Venezuela: ¿cuándo empezarán los bolivarianos a dar golpes de Estado en lugar de recibirlos?
Juan Manuel Olarieta Alberdi – enero 2019
Después de 1945 en todo el mundo el imperialismo (Estados Unidos, sus universidades, su prensa) ha reducido el lenguaje político al mínimo: si hay o no hay democracia. Un lenguaje mínimo es expresión de un pensamiento mínimo, es decir, muy fácil de inculcar en amplias masas de la población. Pero además de fácil, también se aprende rápido; no requiere matices engorrosos.
Su efecto es reduccionista: un lenguaje mínimo empobrece absolutamente la capacidad de argumentar y de discutir políticamente.
El minimalismo político es aún mucho más contundente, alcanzando lo cutre, cuando el discurso se polariza en torno al dilema de democracia o dictadura. A partir de que un país o gobierno no es una democracia, como Corea del norte, se producen varios daños colaterales.
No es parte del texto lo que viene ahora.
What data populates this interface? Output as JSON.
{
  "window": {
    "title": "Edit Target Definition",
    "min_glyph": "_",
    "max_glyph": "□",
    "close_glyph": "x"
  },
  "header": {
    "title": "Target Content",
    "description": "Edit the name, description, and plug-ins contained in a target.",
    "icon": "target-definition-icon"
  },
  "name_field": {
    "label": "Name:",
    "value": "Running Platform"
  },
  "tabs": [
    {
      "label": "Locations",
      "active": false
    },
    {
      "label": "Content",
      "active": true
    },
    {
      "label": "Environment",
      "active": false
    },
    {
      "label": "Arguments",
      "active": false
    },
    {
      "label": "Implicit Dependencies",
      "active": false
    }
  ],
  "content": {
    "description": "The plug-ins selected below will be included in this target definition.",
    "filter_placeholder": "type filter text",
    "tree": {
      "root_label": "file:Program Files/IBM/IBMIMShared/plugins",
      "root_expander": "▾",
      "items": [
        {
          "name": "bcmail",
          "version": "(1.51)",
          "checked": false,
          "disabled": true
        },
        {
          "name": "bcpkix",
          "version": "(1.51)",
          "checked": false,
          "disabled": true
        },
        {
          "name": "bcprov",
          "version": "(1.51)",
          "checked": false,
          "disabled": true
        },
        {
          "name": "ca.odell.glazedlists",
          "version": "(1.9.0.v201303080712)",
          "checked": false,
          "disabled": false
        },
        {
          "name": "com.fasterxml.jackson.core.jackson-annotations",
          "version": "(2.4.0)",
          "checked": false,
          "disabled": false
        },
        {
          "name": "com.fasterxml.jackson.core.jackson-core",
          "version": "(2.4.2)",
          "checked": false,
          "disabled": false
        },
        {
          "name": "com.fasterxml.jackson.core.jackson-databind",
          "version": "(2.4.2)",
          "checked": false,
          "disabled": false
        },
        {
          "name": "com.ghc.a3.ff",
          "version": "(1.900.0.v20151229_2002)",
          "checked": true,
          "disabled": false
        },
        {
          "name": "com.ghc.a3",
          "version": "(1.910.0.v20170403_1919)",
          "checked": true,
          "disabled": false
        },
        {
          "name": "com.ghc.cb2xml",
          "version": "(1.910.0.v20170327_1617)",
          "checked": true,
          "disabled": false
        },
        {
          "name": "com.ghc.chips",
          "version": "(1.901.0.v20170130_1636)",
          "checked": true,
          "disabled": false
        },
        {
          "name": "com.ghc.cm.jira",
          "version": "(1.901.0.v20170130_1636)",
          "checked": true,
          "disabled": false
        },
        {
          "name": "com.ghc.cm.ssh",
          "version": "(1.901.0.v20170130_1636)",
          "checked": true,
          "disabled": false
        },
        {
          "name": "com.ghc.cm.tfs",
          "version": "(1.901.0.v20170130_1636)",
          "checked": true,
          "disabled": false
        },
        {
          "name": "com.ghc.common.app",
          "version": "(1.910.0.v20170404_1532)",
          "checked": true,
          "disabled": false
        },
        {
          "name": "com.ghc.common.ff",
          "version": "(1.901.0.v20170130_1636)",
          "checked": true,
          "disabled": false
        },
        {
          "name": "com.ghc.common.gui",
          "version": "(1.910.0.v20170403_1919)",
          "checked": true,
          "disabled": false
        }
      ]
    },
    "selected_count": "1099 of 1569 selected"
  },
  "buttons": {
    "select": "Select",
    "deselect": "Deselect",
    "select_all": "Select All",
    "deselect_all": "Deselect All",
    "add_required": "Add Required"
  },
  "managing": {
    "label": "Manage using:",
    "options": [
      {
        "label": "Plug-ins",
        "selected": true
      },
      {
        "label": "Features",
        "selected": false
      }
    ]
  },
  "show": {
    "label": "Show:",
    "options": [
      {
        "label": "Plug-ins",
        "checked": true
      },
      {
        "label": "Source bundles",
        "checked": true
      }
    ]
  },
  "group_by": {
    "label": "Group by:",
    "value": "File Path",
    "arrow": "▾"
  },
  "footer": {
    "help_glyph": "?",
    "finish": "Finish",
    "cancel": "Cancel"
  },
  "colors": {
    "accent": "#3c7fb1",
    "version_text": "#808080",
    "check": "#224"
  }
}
El primero es que una dictadura se convierte en un país que no interesa nada a nadie. Aunque todo lo demás lo haga bien, el mundo le desprecia porque no es democrático. En la actualidad eso es lo único fundamental e importante, mucho más que alimentar a la población, que tenga vivienda, educación, sanidad... Es más, muchos de los gobiernos etiquetados como dictaduras se caracterizan por preocuparse de asuntos que no tienen que ver con la democracia.
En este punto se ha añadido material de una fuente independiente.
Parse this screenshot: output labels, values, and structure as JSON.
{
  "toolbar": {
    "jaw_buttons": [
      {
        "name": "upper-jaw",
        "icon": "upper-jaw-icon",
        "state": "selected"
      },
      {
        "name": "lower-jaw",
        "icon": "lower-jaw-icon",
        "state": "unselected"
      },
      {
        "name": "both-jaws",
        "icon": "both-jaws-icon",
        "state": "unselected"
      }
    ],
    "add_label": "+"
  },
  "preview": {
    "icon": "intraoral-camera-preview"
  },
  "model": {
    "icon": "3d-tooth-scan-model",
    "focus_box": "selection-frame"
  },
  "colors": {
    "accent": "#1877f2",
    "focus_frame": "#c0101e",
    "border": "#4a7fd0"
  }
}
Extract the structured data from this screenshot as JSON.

Segundo, de una dictadura es posible decir cualquier imbecilidad y no quedar mal. Un tertuliano, por ejemplo, no parece gilipollas, sino todo lo contrario, cuando habla mal de dictaduras, como Corea del norte, Siria, Irán o Venezuela. Los que parecen imbéciles son los demás que defienden a países o gobiernos indefendibles.
Tercero, las imbecilidades sobre las dictaduras y los dictadores proliferan, incluso se hacen chistes (“¿Por qué no te callas?”) y el país y el gobierno se convierten en un tópico del que todos pueden hablar sin saber nada.
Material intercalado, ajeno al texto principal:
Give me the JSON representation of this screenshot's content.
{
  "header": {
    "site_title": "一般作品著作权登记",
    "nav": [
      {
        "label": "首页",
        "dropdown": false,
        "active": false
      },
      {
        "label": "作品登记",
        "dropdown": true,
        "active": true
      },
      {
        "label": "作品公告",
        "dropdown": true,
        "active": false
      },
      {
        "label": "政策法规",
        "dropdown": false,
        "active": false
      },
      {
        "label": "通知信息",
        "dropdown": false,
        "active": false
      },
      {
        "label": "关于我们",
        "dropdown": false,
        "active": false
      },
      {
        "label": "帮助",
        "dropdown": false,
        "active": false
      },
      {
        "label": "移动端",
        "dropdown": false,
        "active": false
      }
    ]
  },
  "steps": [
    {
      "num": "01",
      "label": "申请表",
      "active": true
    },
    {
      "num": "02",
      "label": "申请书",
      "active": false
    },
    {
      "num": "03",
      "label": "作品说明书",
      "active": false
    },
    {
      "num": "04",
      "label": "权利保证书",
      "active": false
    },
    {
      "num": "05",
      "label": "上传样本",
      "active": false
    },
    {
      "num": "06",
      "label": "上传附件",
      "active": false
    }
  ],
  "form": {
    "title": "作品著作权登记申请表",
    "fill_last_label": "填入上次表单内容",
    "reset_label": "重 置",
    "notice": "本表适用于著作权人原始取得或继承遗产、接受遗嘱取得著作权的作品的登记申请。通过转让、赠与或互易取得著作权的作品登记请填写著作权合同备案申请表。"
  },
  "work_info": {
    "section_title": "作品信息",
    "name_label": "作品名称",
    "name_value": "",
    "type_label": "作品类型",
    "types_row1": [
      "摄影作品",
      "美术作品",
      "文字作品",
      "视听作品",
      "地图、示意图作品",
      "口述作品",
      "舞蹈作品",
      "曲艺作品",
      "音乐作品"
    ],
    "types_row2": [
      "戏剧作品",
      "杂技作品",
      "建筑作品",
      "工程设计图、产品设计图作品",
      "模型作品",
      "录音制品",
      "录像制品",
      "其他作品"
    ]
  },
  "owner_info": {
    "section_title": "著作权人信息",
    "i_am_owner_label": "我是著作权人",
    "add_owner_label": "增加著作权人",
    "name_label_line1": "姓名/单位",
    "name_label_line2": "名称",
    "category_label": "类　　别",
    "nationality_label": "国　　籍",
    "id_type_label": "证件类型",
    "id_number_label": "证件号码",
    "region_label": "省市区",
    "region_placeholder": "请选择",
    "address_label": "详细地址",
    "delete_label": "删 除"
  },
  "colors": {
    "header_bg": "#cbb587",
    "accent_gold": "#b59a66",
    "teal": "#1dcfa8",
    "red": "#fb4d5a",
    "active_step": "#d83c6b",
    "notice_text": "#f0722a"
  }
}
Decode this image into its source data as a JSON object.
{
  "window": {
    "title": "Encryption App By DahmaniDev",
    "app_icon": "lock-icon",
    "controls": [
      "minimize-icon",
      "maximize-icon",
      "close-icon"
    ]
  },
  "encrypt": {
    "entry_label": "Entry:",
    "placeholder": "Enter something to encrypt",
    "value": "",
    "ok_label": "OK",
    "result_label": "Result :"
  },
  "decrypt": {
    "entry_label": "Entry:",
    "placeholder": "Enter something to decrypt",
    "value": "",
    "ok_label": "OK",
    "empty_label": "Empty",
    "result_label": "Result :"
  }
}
Cuarto, desde 1945 todos presumimos de demócratas, casi nadie propone ni defiende a ninguna dictadura. “¿Dictadura? ¡Ni la del proletariado!”, decía el PCE en la transición.
A partir del simplismo, hay que seguir simplificando todavía más. Para dar o quitar la etiqueta democrática a un país o gobierno es suficiente con un único motivo: tiene que haber más de un partido, los partidos tienen que alternar entre ellos y el alterne depende de elecciones.
La falta de alternancia es sospechosa. Si los que están duran mucho en el cargo lo más probable es que no sea porque lo hagan bien sino porque no hay democracia.
Lo que haga tal o cual partido una vez que ha ganado las elecciones no es culpa del partido sino de que la gente es gilipollas, elige mal, toma decisiones equivocadas. Si en 1982 el PSOE sacó diez millones de votos prometiendo no meter a España en la OTAN, la culpa del ingreso no es del PSOE sino de esos diez millones que les votaron. ¿Acaso no sabían que les iban a engañar?
Pero el PSOE lo hizo todo bien, limpiamente, impecable, con elecciones y reféréndum. Tampoco importa que luego nadie respetara las condiciones del referéndum, es decir, que el PSOE se burlara de los millones de votantes que aceptaron el ingreso (y ya no digamos los que votaron en contra).
Por lo tanto, para evitar engaños, no basta con las elecciones, sino que, además, deben ser “limpias”. Por ejemplo, si el gobierno mete a sus oponentes políticos en la cárcel, como hace España, por ejemplo, las elecciones no son “limpias”.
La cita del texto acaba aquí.